As I mentioned yesterday at Legal Underground, there was an interesting and useful order issued a few days ago by Judge Fallon in the federal Vioxx MDL: "Order & Reasons dated August 14, 2007" (pdf, link from the Vioxx MDL website).
The ruling concerns defendant Merck's attorney-client-privilege objections on a representative sampling of about 30,000 documents. The ruling is useful for analyzing privilege claims by large corporations, and discusses the following issues:
- General principles re attorney-client privilege, pgs. 10-13;
- Issue: whether the primary purpose of a communication is really legal advice, especially in light of ease of email within corporations, pgs. 13-18;
- Issue: the arguably enlarged scope of legal communications within corporations that are highly regulated by agencies such as the FDA, pgs. 18-23;
- Analysis of the defendant's "reverse-engineering" argument, i.e., that by producing documents not technically privileged, readers would be able to "reverse engineer" the legal advice that preceded the communications, pgs. 23-25;
- Issue: the way in which the choice of a method of organizing a corporation's working units (and the powers it gives its legal department) can affect claims of privilege, pgs. 25-28.

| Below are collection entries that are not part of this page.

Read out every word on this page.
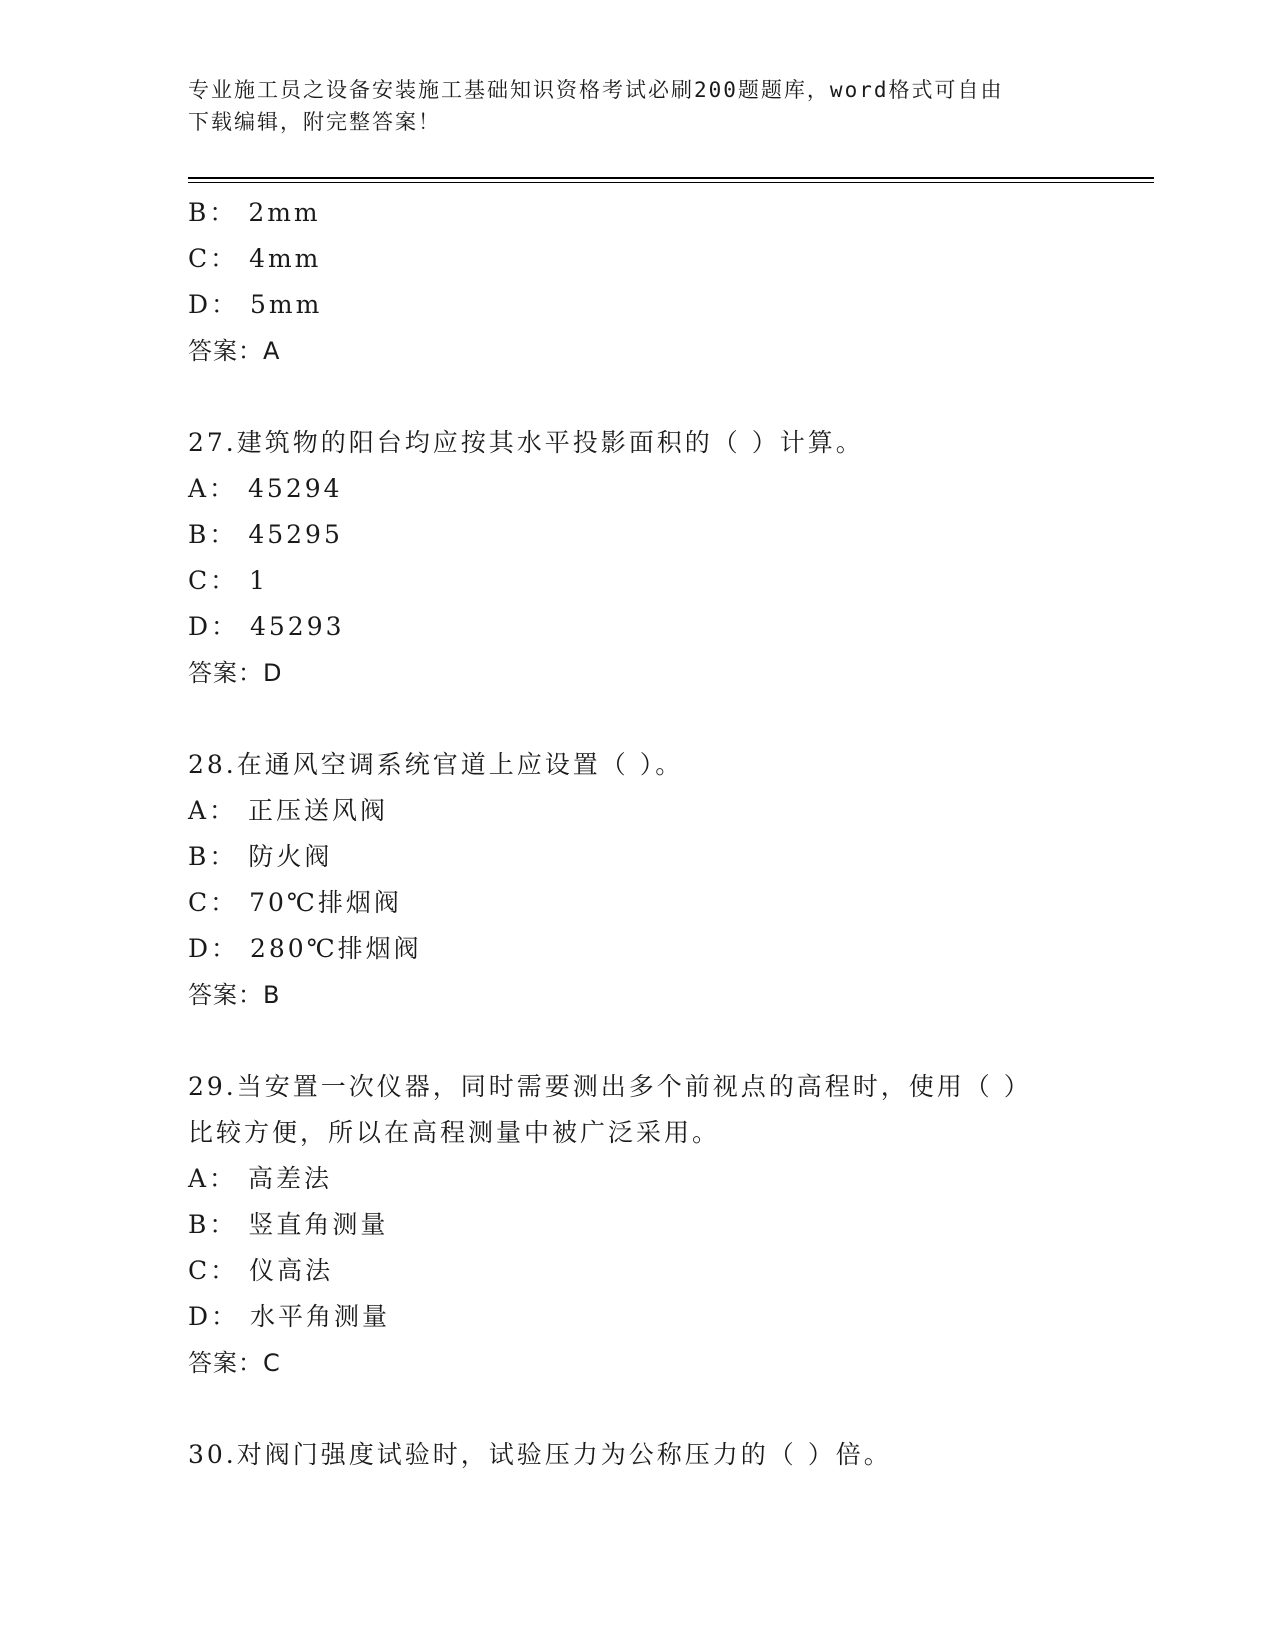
专业施工员之设备安装施工基础知识资格考试必刷200题题库，word格式可自由
下载编辑，附完整答案！
B： 2mm
C： 4mm
D： 5mm
答案：A
27.建筑物的阳台均应按其水平投影面积的（ ）计算。
A： 45294
B： 45295
C： 1
D： 45293
答案：D
28.在通风空调系统官道上应设置（ ）。
A： 正压送风阀
B： 防火阀
C： 70℃排烟阀
D： 280℃排烟阀
答案：B
29.当安置一次仪器，同时需要测出多个前视点的高程时，使用（ ）
比较方便，所以在高程测量中被广泛采用。
A： 高差法
B： 竖直角测量
C： 仪高法
D： 水平角测量
答案：C
30.对阀门强度试验时，试验压力为公称压力的（ ）倍。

The opinion is also interesting for the procedure the Court used to analyze claims of privilege for the massive set of 30,000 documents, which comprised about 500,000 pages of materials. Rather than analyzing each document, the Court looked at a representative sampling. In his opinion, Judge Fallon noted that he went into "considerable detail" in the hopes that the procedures employed by his Court would serve as a guideline to resolving privilege issues in complex cases "in the dawn of the age of electronic discovery."
A post at the Pharmalot weblog captures the essence of the undertaking--
Fallon called the battle “a time consuming and expensive saga that has spiraled out of control.” The cost to review a sample of 2,000-plus documents exceeded $400,000, which is to be split by Merck and plaintiffs’ lawyers, and took three months.